Masalah penduduk, masalah pendidikan ataupun masalah kesehatan masih menjadi sesuatu yang perlu diperhatikan oleh pemerintah.
Banyak orang menderita dan mengeluh atas masalah itu, namun pemerintah hanya sibuk memperkaya diri mereka sendiri tanpa memperdulikan nasib orang-orang di kota kecil ini.
Bagi sebagian orang, terlahir di kota kecil seperti ini seperti  sebuah kutukan.
Kutukan yang tidak akan pernah terputus atau terhenti bagi keluarga serta keturunan mereka.
Situasi yang mereka alami seperti sebuah situasi yang sama sekali tidak ada harapan, baik untuk sekarang maupaun untuk masa depan mereka.
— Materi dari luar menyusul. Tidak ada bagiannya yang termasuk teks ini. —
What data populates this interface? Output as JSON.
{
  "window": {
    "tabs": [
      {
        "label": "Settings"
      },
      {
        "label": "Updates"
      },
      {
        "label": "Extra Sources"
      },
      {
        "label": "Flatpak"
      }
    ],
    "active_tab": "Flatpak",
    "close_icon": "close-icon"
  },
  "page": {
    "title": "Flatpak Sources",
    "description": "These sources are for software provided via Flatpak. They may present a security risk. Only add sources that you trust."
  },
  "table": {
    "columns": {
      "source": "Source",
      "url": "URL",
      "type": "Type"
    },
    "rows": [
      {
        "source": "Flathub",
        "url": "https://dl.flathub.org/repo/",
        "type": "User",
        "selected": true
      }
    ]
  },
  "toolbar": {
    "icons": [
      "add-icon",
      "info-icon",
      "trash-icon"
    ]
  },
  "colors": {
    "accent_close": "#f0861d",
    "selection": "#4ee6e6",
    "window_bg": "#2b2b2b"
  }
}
Namun di saat yang bersamaan juga,  bukanlah situasi yang sama sekali tidak ada harapannya.

HANA NO UTA
[Song of Flower]
Chapter 1
Dan Kuncup Bunga yang Kecil itu Akhirnya Mekar

“Yo, Sugata! Hari ini jalan kaki seperti biasanya, ya?”
Sugata menghentikan langkahnya tanpa menatap ke arah pemuda berambut putih pendek yang mengenakan kacamata itu.
“Satou...Ada apa?”
Pemuda bernama Satou itu tertawa kecil kemudian menepuk pundak Sugata sambil tetap menaiki sepedanya.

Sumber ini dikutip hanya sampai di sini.